The live frontier in 2015 was locomotion over uneven and uncertain terrain. The DARPA Robotics Challenge Finals, held just months before Humanoids 2015 in June 2015, had made viscerally clear the gap between what humanoid robots could do in controlled conditions and what they needed to do to be useful in real disaster-response scenarios. The falls at the DRC Finals set an agenda that Humanoids 2015 addressed directly. Papers on terrain estimation, footstep planning under uncertainty, whole-body balance recovery, and the use of compliant actuation for disturbance rejection all reflected the DRC's influence.
The locomotion research at Humanoids 2015 can be characterized by a shift in emphasis from nominal performance to robustness. The question was no longer whether a robot could walk but whether it could continue walking when the ground was not where it expected, when it was pushed, or when a foot placement failed to achieve the planned contact geometry.
Whole-Body Control and Task-Space Formulations
Whole-body control emerged as a major research theme at Humanoids 2015. The mathematical formulation underlying most whole-body control work treats the robot as a dynamical system subject to contact constraints and solves an optimization problem at each control cycle to find joint commands that satisfy a prioritized set of objectives.
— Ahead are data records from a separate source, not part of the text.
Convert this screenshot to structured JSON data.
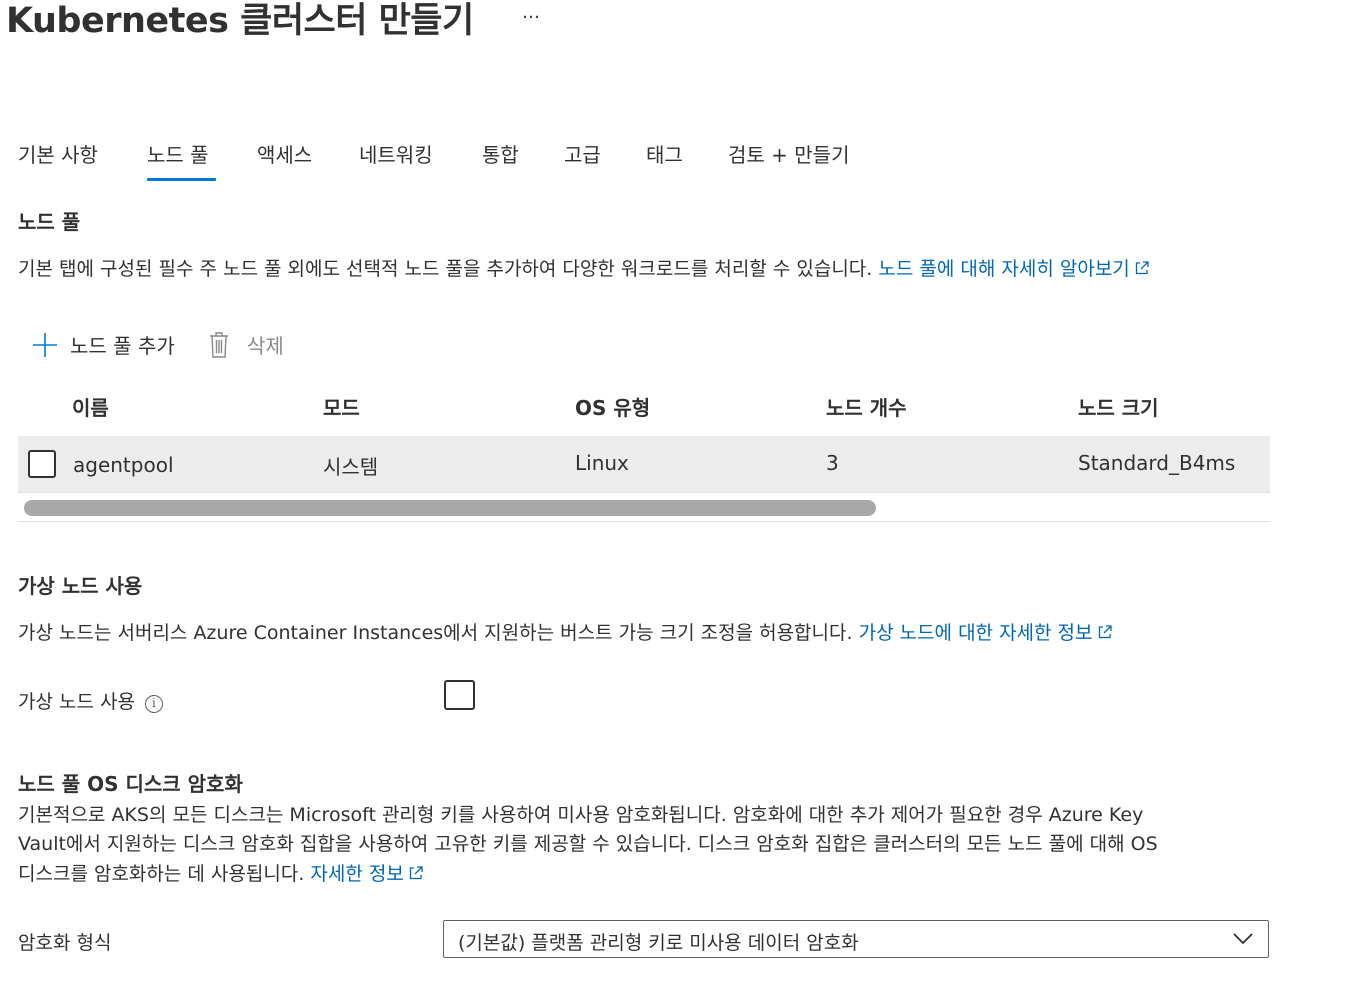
{
  "header": {
    "title": "Kubernetes 클러스터 만들기",
    "more_label": "…"
  },
  "tabs": [
    {
      "label": "기본 사항",
      "active": false
    },
    {
      "label": "노드 풀",
      "active": true
    },
    {
      "label": "액세스",
      "active": false
    },
    {
      "label": "네트워킹",
      "active": false
    },
    {
      "label": "통합",
      "active": false
    },
    {
      "label": "고급",
      "active": false
    },
    {
      "label": "태그",
      "active": false
    },
    {
      "label": "검토 + 만들기",
      "active": false
    }
  ],
  "node_pools": {
    "heading": "노드 풀",
    "description": "기본 탭에 구성된 필수 주 노드 풀 외에도 선택적 노드 풀을 추가하여 다양한 워크로드를 처리할 수 있습니다.",
    "learn_more": "노드 풀에 대해 자세히 알아보기",
    "add_label": "노드 풀 추가",
    "delete_label": "삭제",
    "columns": [
      "이름",
      "모드",
      "OS 유형",
      "노드 개수",
      "노드 크기"
    ],
    "rows": [
      {
        "name": "agentpool",
        "mode": "시스템",
        "os": "Linux",
        "count": "3",
        "size": "Standard_B4ms"
      }
    ]
  },
  "virtual_nodes": {
    "heading": "가상 노드 사용",
    "description": "가상 노드는 서버리스 Azure Container Instances에서 지원하는 버스트 가능 크기 조정을 허용합니다.",
    "learn_more": "가상 노드에 대한 자세한 정보",
    "field_label": "가상 노드 사용",
    "info_glyph": "i",
    "enabled": false
  },
  "encryption": {
    "heading": "노드 풀 OS 디스크 암호화",
    "line1": "기본적으로 AKS의 모든 디스크는 Microsoft 관리형 키를 사용하여 미사용 암호화됩니다. 암호화에 대한 추가 제어가 필요한 경우 Azure Key",
    "line2": "Vault에서 지원하는 디스크 암호화 집합을 사용하여 고유한 키를 제공할 수 있습니다. 디스크 암호화 집합은 클러스터의 모든 노드 풀에 대해 OS",
    "line3": "디스크를 암호화하는 데 사용됩니다.",
    "learn_more": "자세한 정보",
    "field_label": "암호화 형식",
    "selected": "(기본값) 플랫폼 관리형 키로 미사용 데이터 암호화"
  },
  "colors": {
    "accent": "#0078d4",
    "link": "#0067b8",
    "text": "#323130",
    "disabled": "#8a8886",
    "row_bg": "#ececec"
  },
  "icons": {
    "more": "ellipsis-icon",
    "add": "plus-icon",
    "delete": "trash-icon",
    "external": "external-link-icon",
    "info": "info-icon",
    "dropdown": "chevron-down-icon"
  }
}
By 2015, several competing software frameworks for whole-body control existed, including work from groups at Stanford, IIT, and MIT, as well as implementations specific to particular platforms. The Humanoids 2015 program included both theoretical contributions to the underlying optimization formulations and applied papers demonstrating whole-body control on specific tasks: loco-manipulation, stepping while carrying loads, and reactive balance during contact-rich tasks.
Learning from Demonstration and Imitation
The application of machine learning to humanoid motor skills was a prominent theme, with learning from demonstration (LfD) occupying a particularly active niche. LfD approaches allow a robot to acquire motor skills by observing human demonstrations rather than through explicit programming or reward-based trial-and-error. For humanoid robots, whose morphology is close enough to human morphology to make direct imitation plausible, LfD has a natural appeal.
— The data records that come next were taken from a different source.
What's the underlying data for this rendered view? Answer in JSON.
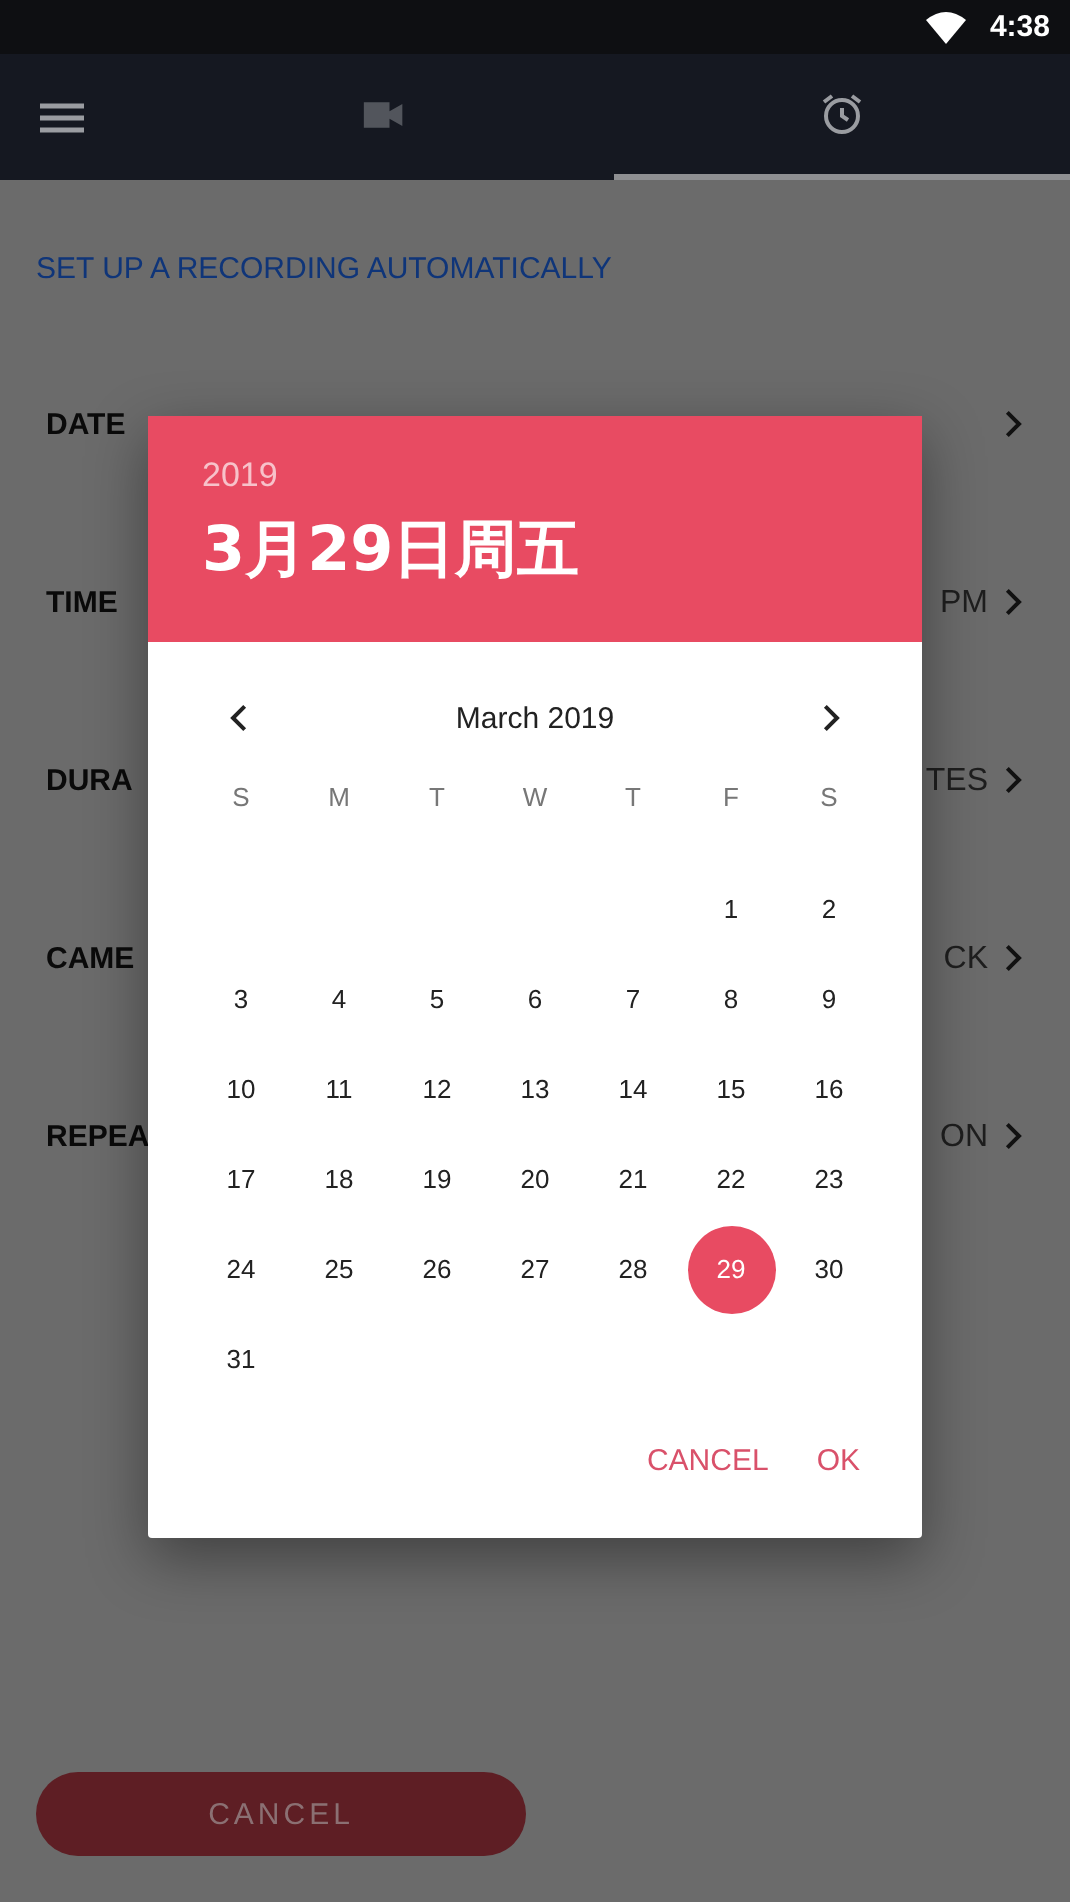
{
  "status_bar": {
    "time": "4:38"
  },
  "tabs": [
    {
      "kind": "video",
      "selected": false
    },
    {
      "kind": "alarm",
      "selected": true
    }
  ],
  "heading": "SET UP A RECORDING AUTOMATICALLY",
  "settings": [
    {
      "label": "DATE"
    },
    {
      "label": "TIME",
      "value": "PM"
    },
    {
      "label": "DURA",
      "value": "TES"
    },
    {
      "label": "CAME",
      "value": "CK"
    },
    {
      "label": "REPEA",
      "value": "ON"
    }
  ],
  "dialog": {
    "year": "2019",
    "date": "3月29日周五",
    "month": "March 2019",
    "weekdays": [
      "S",
      "M",
      "T",
      "W",
      "T",
      "F",
      "S"
    ],
    "weeks": [
      [
        {
          "day": "1",
          "selected": false
        },
        {
          "day": "2",
          "selected": false
        }
      ],
      [
        {
          "day": "3",
          "selected": false
        },
        {
          "day": "4",
          "selected": false
        },
        {
          "day": "5",
          "selected": false
        },
        {
          "day": "6",
          "selected": false
        },
        {
          "day": "7",
          "selected": false
        },
        {
          "day": "8",
          "selected": false
        },
        {
          "day": "9",
          "selected": false
        }
      ],
      [
        {
          "day": "10",
          "selected": false
        },
        {
          "day": "11",
          "selected": false
        },
        {
          "day": "12",
          "selected": false
        },
        {
          "day": "13",
          "selected": false
        },
        {
          "day": "14",
          "selected": false
        },
        {
          "day": "15",
          "selected": false
        },
        {
          "day": "16",
          "selected": false
        }
      ],
      [
        {
          "day": "17",
          "selected": false
        },
        {
          "day": "18",
          "selected": false
        },
        {
          "day": "19",
          "selected": false
        },
        {
          "day": "20",
          "selected": false
        },
        {
          "day": "21",
          "selected": false
        },
        {
          "day": "22",
          "selected": false
        },
        {
          "day": "23",
          "selected": false
        }
      ],
      [
        {
          "day": "24",
          "selected": false
        },
        {
          "day": "25",
          "selected": false
        },
        {
          "day": "26",
          "selected": false
        },
        {
          "day": "27",
          "selected": false
        },
        {
          "day": "28",
          "selected": false
        },
        {
          "day": "29",
          "selected": true
        },
        {
          "day": "30",
          "selected": false
        }
      ],
      [
        {
          "day": "31",
          "selected": false
        }
      ]
    ],
    "buttons": [
      "CANCEL",
      "OK"
    ]
  },
  "bottom_button": {
    "label": "CANCEL"
  }
}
Gaussian mixture models, dynamical movement primitives, and, increasingly, neural network representations were all present in the LfD work at Humanoids 2015. The deep learning revolution that would restructure much of the field was underway but not yet dominant in the robotics learning literature; the 2015 program shows the community at a moment of transition.
Perception for Manipulation and Navigation
Robotic perception in 2015 was being transformed by the availability of affordable depth sensors and by the rapid improvement of convolutional neural networks for visual recognition tasks. RGB-D perception had become standard for tabletop manipulation research, enabling robust object pose estimation under conditions that defeated earlier stereo vision approaches.
Object recognition and 6-DOF pose estimation were treated as largely solved for rigid objects in controlled lighting, with research interest shifting toward deformable objects such as clothing or cables, objects in cluttered scenes with significant occlusion, and objects in challenging lighting conditions.
The DRC Influence and Field-Deployable Systems
The shadow of the DARPA Robotics Challenge extended across the entire Humanoids 2015 program. The DRC had asked whether humanoid robots could perform useful work in environments too dangerous for humans, and the answer delivered by the 2015 Finals was: not yet, but closer than the failures suggest.
The recurring lesson from DRC post-mortems presented at Humanoids 2015 was the importance of robustness and graceful degradation over peak performance. A robot that can walk perfectly under ideal conditions but falls and cannot recover when conditions deviate is less useful than a robot with more modest peak performance that fails gracefully and can continue operating after disturbances.
Significance and Ongoing Influence
The research trends documented at Humanoids 2015 have proven accurate predictors of the field's subsequent development. Bipedal locomotion over rough terrain has advanced dramatically, with platforms demonstrating capabilities that would have appeared extraordinary in 2015. Whole-body control frameworks have become standard tools. Learning from demonstration has been subsumed into broader imitation learning and reinforcement learning paradigms. The social perception capabilities that were frontier research in 2015 are standard features of commercial social robot platforms.